10-17-2006, 02:38 AM
Sounds like profile mismatching.
First off.. you need to know what you intend to do with the images. If they are for print or if they are just for screen presentation or whatever. This will help you determine how you want to set up your color preferences.
Second off... you need to make sure your monitor is color calibrated. Best solution is to buy one of those color calibration tools that attach to your monitor... but they can range from $89 to many hundreds depending on the type. Second best is to at least do a visual calibration. Run Adobe Gamma. It will walk you thorugh the steps of calibrating your monitor... it's more useful for CRT monitors... but it will help with LCDs to a degree. Make sure your monitor has been turned on for at least 30 minutes before calibrating to ensure that it has had time to "heat up" to it's proper operating level... also try to do this when the lighting in the room is what you would normally use for editing, and preferably a slightly darkened room. Getting rid of very colorful objects in your field of view is good too... it's amazing how much a bright colorful object sitting on your desk can affect your color vision. This includes temporarily setting your computer's desktop pattern to a neutral medium gray while you do the calibration... and don't use the colored desktop windows... switch to the gray system theme at least for this process (usually better to use it anyway if you do much graphic work). Settings that are a good place to work in for your monitor are 2.2 gamma, 6500K white point.

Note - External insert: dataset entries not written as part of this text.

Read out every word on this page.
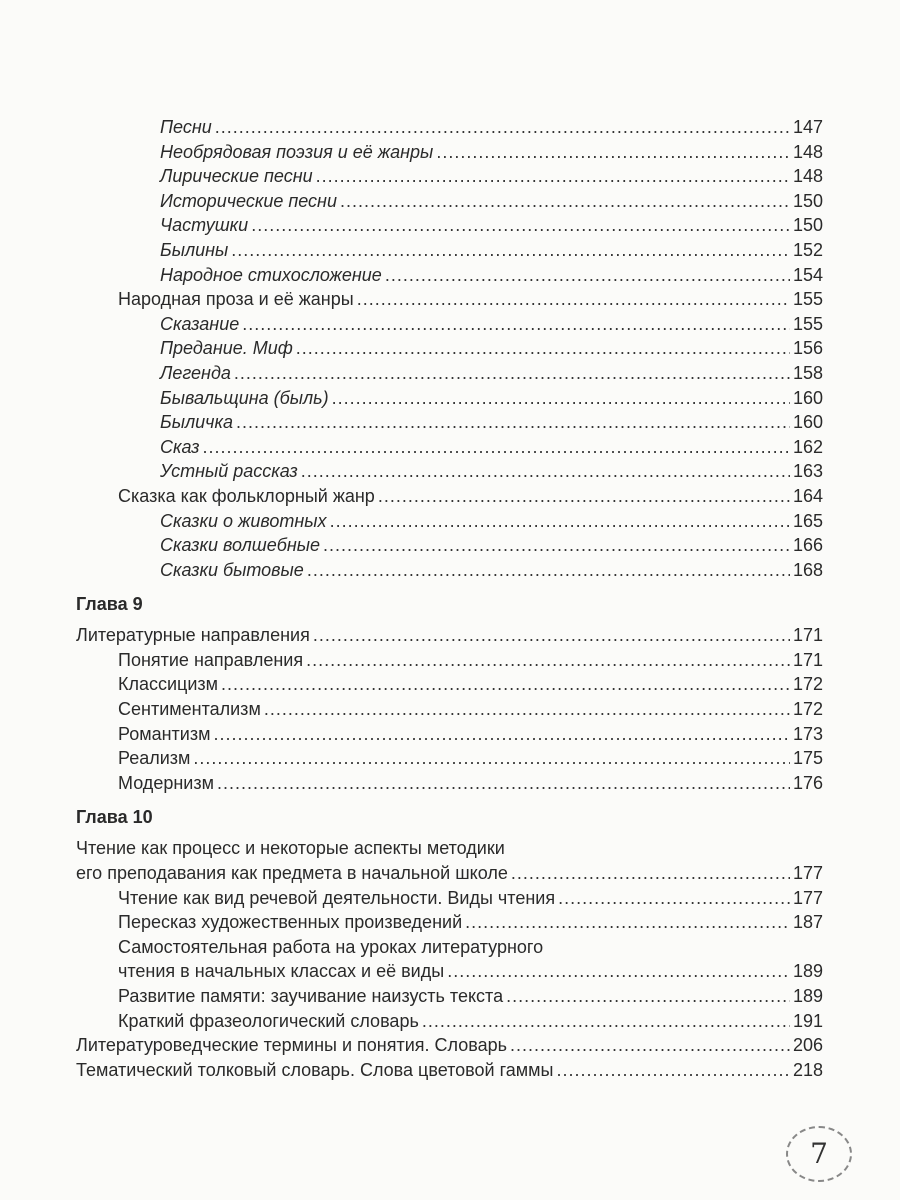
Песни .....	147
Необрядовая поэзия и её жанры .....	148
Лирические песни .....	148
Исторические песни .....	150
Частушки .....	150
Былины .....	152
Народное стихосложение .....	154
Народная проза и её жанры .....	155
Сказание .....	155
Предание. Миф .....	156
Легенда .....	158
Бывальщина (быль) .....	160
Быличка .....	160
Сказ .....	162
Устный рассказ .....	163
Сказка как фольклорный жанр .....	164
Сказки о животных .....	165
Сказки волшебные .....	166
Сказки бытовые .....	168
Глава 9
Литературные направления .....	171
Понятие направления .....	171
Классицизм .....	172
Сентиментализм .....	172
Романтизм .....	173
Реализм .....	175
Модернизм .....	176
Глава 10
Чтение как процесс и некоторые аспекты методики
его преподавания как предмета в начальной школе .....	177
Чтение как вид речевой деятельности. Виды чтения .....	177
Пересказ художественных произведений .....	187
Самостоятельная работа на уроках литературного
чтения в начальных классах и её виды .....	189
Развитие памяти: заучивание наизусть текста .....	189
Краткий фразеологический словарь .....	191
Литературоведческие термины и понятия. Словарь .....	206
Тематический толковый словарь. Слова цветовой гаммы .....	218
7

Thirdly... make sure you're using a standard color space. Using something like Adobe RGB 1998 or sRGB in your color settings in Photoshop will put you in a standard operating area... basically standardizing how you display color... since most cameras work with sRGB or Adobe RGB 1998 anyway... this will save you a step. Go into your color settings in Photoshop and choose "US Prepress defaults" or something comparable depending on your region... this will pretty much set things where you want them for outputting to print. sRGB will seem more natural when you're editing but it won't have as much versitility as Adobe RGB 1998. While Adobe RGB has more colors available... especially in the warm colors around flesh tones (which is why it's better for photos of people) it won't look "right" while you edit usually... it will seem to warm and glowing... this is mostly because most people are used to a very blue working environment and a few other factors.
Fourthly... make sure if you do any printing on something like a desktop inkjet, leave images in RGB. Some people convert them to CMYK assuming that since the printer is CMYK it will be better. It's not. I could give a longer explaination, but it's kinda long winded (too late ;) ) and unecessary. Just keep things in RGB, it'll make your life easier. Only time CMYK is needed is for professional printing-press printing like for magazines and such.
Fifthly... use your previews. There are previewing features in photoshop to view images in different color spaces... like windows default (like web browsers) or your printer. These will give you a general idea what the image you are working on will look like in different formats by giving a soft preview aproximation of what will happen. They're a good reference point for what you're working on if you're planning on transferring to a different medium (like web or print).
This might not fix all your problems, but it's a good place to start.